Die bringen das offenbar echt auf die Kette, von


https://www.wasserstoffrat.de/fileadmin/wasserstoffrat/media/Dokumente/
Metastudie_Wasserstoff-Abschlussbericht.pdf


Deutschlands H2-Bedarf 2030 laut verschiedener Studien sehr 
unterschiedlich. Vllt. so knappe 50TWh?

Deutschlands H2-Bedarf 2050 laut verschiedener Studien sehr 
unterschiedlich. Vllt. so 500TWh, je nach politischer Effizienzvorgabe?



über


https://www.leopoldina.org/fileadmin/redaktion/Publikationen/
Nationale_Empfehlungen/
2023_Leopoldina_Diskussionspapier_Transformation_des_Energiesystems.pdf


"dringend benötigten Wasserstoffimport ermöglichen"

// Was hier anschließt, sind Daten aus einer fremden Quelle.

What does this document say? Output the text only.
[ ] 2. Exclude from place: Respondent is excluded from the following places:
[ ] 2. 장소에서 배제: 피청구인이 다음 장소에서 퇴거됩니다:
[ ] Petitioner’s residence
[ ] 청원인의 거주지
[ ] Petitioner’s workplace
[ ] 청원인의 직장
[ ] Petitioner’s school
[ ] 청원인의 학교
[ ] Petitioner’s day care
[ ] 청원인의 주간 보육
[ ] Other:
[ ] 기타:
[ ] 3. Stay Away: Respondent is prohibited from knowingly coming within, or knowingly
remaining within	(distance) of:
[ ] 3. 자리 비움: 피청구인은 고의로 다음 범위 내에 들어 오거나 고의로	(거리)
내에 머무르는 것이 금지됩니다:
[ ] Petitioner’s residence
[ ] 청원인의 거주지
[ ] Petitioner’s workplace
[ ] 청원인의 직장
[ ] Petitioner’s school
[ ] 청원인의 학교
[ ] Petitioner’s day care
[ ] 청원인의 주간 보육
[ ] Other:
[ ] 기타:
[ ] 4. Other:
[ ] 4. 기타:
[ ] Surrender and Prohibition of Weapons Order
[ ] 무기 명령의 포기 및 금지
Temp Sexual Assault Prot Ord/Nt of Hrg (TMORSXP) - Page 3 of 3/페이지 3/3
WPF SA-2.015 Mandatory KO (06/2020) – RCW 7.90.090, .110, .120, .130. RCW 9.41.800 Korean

"Wasserstoff sollte dort produziert werden, wo die Energieerzeugung aus 
erneuerbaren Quellen (z. B. aus Photovoltaik, Windenergie) sehr 
kostengünstig ist, um die Umwandlungsverluste zu kompensieren."


zu


https://www.tagesschau.de/wissen/klima/energiewende-leopoldina-
politik-101.html


"Die Wasserstoffstrategie der Bundesregierung befindet sich aktuell in 
Überarbeitung. Zunächst ist es so, dass wir im Koalitionsvertrag schon 
gesehen haben, dass die eigenen Kapazitäten zur Erzeugung grünen 
Wasserstoffs hochskaliert wurden, also zehn Gigawatt Elektrolyse 
Kapazitäten in Deutschland vorgesehen werden. Damit kann man ungefähr 30 
Stunden Wasserstoff pro Jahr herstellen. Wir brauchen aber zusätzlich 
grünen Wasserstoff. Wir brauchen mehr, als wir perspektivisch im Jahr 
2030 selber herstellen werden. Und das müssen wir importieren."





zu kommen.


Sicherlich meint Frau Grimm mit den "30 Stunden" durch Elektrolyse 
eigentlich 30 TWh, und nicht 30 von 365*24=8760 Stunden => 0,34% 
Bedarfsdeckung.


Noch nicht mit drin ist bei der Elektrolyse allerdings die Methanpyrolyse. 
Das hat selbst ein Hubert Aiwanger auf dem Schirm:


https://twitter.com/HubertAiwanger/status/1631672464542519299 



Ich meine, ganz ohne das wirklich im Überblick zu haben zu meinen, daß 
doch weitestgehend Konsens ist, a.) bis o.) die EE zackig auszubauen 
sind, und darüber hinaus halt vor allem mal zu schauen ist, wie man damit 
möglichst effizient zurande kommt. Gerede von Importkapazitäten ist 
dagegen doch irgendwie... also ich sage mal der Initialgedanke kurz vorm 
Abtauchen in die Materie.


Und wie kommen denn diese Leopoldina-"Strategen" wohl zu der Annahme/
Behauptung, daß in aller Allgemeinheit eine Positionierung von 
Elektrolyseuren nahe an den EE-Quellen sinnvoll sei? Sind das die 
gleichen, die sich auch entschlossen gegen den Bau neuer Stromtrassen 
einsetzen, ohne sich für Netztopologie zu interessieren? Welchen Bezug zu 
potentiellen Wirklichkeiten haben diese Ausführungen?